Of course, you could use boundary conditions as you propose, a fixed boundary condition in this case, in order to manipulate the composition in the way you want. However, you would have to do it as an intermediate "correction" simulation step, because you don't want to fix the composition afterwards (when e.g. you have precipitation and the compositions must change). Furthermore, the outcome would be quite arbitrary and artificial (comparable to option 4. below)...

Apart from this, in general, you have several options:

1.) Try to use a sufficiently large and representative region. This is often impossible because you would need a too large area, because your metallographic images are not representative, or because there are systematic measurement errors.

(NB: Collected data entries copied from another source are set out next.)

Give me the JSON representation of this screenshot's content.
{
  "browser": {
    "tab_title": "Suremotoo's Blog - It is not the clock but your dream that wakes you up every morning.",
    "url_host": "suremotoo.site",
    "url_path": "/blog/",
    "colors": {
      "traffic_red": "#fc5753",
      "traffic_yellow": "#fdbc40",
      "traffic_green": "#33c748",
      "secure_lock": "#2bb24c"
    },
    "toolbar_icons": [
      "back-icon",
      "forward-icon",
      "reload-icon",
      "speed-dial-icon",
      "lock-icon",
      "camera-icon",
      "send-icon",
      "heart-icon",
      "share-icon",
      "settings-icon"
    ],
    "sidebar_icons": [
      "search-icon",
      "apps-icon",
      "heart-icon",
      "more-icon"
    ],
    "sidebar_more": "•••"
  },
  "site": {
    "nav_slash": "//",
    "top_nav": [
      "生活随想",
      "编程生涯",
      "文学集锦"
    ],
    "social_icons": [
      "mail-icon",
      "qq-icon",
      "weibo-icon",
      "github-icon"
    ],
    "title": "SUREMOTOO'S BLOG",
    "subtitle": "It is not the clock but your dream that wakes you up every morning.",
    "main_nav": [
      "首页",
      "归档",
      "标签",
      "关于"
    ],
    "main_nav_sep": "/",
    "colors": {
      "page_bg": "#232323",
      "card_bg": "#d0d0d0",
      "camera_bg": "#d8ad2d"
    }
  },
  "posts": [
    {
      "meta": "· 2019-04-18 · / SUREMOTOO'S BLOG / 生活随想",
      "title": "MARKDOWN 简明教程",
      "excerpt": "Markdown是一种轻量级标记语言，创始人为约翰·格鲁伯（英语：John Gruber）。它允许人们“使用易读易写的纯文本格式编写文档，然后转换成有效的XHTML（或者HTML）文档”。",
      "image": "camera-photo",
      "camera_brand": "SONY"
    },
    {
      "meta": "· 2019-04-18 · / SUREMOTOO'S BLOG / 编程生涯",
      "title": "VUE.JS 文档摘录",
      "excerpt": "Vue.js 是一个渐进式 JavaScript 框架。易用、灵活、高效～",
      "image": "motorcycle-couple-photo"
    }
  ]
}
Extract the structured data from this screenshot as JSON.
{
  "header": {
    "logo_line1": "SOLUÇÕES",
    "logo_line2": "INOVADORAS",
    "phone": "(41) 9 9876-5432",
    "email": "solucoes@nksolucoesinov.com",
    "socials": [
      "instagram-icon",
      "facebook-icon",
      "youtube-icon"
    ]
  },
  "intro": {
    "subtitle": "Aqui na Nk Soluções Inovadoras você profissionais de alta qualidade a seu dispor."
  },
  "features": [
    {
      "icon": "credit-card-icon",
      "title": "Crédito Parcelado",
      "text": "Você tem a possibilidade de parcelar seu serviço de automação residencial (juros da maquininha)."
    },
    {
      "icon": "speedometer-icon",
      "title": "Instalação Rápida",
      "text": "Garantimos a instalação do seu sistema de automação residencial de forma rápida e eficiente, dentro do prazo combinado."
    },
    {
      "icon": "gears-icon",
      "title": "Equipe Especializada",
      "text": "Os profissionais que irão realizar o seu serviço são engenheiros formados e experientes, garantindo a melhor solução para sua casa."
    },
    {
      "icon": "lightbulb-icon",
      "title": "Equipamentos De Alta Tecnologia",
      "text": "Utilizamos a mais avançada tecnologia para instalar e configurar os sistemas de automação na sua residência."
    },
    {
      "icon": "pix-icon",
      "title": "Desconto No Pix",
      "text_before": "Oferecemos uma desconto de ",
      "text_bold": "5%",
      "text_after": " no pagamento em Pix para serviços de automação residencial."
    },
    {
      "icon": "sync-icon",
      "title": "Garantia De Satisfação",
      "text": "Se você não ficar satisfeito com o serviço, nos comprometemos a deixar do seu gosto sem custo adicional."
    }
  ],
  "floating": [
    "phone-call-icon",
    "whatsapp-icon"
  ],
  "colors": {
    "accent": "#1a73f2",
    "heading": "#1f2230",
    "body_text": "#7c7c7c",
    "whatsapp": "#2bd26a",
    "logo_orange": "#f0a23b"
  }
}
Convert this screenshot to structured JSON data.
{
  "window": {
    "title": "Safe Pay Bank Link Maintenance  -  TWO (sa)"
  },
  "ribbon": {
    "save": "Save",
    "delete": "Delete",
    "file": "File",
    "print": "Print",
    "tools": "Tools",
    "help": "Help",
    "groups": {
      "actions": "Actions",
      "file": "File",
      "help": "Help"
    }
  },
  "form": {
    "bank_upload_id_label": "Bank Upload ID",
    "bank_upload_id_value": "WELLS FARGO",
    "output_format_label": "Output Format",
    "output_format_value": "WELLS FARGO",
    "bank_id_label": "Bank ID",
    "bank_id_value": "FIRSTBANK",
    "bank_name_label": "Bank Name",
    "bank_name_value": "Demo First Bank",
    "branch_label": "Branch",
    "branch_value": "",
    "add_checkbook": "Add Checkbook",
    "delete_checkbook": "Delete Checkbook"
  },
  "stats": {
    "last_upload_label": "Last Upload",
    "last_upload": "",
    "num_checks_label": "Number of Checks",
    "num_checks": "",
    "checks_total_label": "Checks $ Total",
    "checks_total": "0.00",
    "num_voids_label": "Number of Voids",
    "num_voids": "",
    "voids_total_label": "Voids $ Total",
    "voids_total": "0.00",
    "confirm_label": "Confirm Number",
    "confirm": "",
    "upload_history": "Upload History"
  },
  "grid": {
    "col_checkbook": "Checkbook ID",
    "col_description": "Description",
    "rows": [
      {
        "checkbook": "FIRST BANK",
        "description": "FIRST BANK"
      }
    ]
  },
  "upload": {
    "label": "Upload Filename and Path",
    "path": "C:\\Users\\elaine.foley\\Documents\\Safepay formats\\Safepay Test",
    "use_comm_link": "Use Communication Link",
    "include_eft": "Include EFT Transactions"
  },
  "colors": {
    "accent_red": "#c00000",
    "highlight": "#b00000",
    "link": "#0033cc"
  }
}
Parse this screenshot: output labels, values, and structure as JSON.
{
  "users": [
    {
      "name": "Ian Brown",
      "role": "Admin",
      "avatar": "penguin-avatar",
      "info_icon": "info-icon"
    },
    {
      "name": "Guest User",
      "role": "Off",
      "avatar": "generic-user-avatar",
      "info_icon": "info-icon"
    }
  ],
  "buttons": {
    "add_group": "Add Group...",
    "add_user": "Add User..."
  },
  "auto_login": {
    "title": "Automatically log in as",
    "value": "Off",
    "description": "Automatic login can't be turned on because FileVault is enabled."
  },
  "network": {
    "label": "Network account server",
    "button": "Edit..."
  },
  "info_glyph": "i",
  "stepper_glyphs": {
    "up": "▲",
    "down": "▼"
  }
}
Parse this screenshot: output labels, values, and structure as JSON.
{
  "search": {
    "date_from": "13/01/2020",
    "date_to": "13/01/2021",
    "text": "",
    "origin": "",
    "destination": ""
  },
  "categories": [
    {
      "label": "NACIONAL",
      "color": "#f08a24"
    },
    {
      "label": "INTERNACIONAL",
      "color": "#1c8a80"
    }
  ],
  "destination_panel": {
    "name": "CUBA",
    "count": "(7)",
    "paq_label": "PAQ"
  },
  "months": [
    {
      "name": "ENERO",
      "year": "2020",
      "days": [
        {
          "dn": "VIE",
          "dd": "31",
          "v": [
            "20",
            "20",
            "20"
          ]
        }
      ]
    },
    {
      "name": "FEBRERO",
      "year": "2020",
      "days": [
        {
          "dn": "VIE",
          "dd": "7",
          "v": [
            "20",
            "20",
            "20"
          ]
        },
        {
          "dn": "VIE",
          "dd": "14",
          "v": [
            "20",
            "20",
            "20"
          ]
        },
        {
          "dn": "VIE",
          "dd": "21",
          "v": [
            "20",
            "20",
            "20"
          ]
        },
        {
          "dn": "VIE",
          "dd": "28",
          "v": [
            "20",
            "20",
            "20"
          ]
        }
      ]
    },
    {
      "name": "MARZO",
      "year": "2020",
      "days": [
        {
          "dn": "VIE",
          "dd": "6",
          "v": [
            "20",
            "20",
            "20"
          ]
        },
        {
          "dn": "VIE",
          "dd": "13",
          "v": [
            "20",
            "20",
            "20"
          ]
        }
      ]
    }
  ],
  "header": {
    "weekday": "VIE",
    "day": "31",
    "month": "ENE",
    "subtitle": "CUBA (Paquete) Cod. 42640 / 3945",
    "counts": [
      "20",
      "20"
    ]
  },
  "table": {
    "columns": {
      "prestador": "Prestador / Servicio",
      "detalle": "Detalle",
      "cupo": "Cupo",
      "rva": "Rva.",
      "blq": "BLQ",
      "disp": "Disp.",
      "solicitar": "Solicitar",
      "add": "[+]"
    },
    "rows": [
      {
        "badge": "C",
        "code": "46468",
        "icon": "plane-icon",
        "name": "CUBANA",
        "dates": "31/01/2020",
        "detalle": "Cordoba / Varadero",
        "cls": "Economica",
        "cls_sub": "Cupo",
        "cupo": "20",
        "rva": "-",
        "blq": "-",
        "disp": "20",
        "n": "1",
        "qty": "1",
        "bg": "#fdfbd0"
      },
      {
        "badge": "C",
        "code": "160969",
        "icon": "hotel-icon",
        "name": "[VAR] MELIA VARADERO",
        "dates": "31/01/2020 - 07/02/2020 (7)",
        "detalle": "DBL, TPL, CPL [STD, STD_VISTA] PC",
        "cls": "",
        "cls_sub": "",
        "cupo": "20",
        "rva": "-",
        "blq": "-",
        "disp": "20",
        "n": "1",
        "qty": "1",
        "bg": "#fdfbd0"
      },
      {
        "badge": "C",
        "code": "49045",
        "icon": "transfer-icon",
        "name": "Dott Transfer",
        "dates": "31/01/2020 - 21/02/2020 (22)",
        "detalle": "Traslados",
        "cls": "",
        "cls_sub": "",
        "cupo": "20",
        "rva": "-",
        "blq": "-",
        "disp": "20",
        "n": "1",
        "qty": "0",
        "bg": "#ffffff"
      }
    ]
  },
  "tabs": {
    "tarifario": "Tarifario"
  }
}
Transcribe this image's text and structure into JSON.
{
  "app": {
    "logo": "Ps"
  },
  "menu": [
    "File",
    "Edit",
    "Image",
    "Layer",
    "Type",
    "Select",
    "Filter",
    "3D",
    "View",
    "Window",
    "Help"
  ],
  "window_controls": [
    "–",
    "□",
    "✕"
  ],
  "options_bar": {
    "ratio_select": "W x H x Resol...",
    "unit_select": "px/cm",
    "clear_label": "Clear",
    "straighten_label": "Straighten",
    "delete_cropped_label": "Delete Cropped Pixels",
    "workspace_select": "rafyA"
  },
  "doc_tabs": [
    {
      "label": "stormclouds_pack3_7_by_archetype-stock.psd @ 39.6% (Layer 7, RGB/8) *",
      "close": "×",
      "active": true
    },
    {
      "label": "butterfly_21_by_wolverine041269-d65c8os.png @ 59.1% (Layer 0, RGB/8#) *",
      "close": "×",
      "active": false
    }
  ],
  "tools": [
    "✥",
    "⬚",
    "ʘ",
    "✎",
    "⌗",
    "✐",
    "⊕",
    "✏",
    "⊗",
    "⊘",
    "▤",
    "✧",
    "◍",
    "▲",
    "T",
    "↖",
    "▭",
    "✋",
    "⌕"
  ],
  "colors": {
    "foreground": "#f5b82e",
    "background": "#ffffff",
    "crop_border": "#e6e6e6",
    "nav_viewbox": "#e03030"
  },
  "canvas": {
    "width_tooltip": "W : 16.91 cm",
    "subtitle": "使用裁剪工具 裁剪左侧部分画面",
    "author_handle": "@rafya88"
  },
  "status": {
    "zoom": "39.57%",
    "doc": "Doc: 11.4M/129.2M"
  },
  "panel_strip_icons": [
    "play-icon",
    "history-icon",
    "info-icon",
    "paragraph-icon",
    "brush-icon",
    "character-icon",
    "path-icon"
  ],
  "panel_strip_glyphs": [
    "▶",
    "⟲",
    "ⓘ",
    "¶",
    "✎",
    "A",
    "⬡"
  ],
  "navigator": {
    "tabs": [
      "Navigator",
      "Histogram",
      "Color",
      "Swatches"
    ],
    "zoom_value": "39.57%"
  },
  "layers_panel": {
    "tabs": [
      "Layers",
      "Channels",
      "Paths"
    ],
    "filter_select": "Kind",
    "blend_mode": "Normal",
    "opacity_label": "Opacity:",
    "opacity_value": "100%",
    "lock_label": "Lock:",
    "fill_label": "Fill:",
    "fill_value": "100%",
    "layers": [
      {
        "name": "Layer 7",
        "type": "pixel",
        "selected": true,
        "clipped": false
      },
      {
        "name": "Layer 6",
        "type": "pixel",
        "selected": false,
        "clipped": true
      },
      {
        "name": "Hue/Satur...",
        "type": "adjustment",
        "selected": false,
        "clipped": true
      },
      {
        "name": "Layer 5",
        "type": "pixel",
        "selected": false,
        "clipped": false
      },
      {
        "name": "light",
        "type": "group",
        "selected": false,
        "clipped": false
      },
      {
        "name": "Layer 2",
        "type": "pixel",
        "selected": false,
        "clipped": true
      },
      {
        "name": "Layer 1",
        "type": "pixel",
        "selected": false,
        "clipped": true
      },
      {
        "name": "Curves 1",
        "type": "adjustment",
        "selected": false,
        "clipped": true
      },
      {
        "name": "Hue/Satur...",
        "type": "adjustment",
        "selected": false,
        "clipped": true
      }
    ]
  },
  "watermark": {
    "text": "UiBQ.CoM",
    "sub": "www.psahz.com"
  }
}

2.) Read the phase distribution only and manually assign (constant) phase compositions. This helps to some extent, but requires at least that the phase fractions are close to representative. Otherwise, phase compositions have to be chosen far from realistic in order to achieve the correct alloy composition. And in case of many different phases, it gets difficult anyway

3.) Phase fractions can be corrected to some extent either during image processing (e.g. choice of suitable threshold values) or in MICRESS by using a suitable number of steps for initialisation of the interface (which always shrinks small particles, see here). With representative phase fractions, method 2) works perfectly.

4.) You can always manually manipulate the data which you read in from file, e.g. by applying correction factors, etc. However, you are fully responsible for yourself what you get and whether it makes sense.

5.) Create a fully synthetic consistent initial microstructure by other means (MICRESS input, Dream3D, ...)

6.) Simulate the initial microstructure. This is a method I often use with complex multiphase systems if the initial microstructure e.g. is a as cast structure which can be simulated with MICRESS. However, this is a lot of extra effort, and cannot be done e.g. for deformed materials.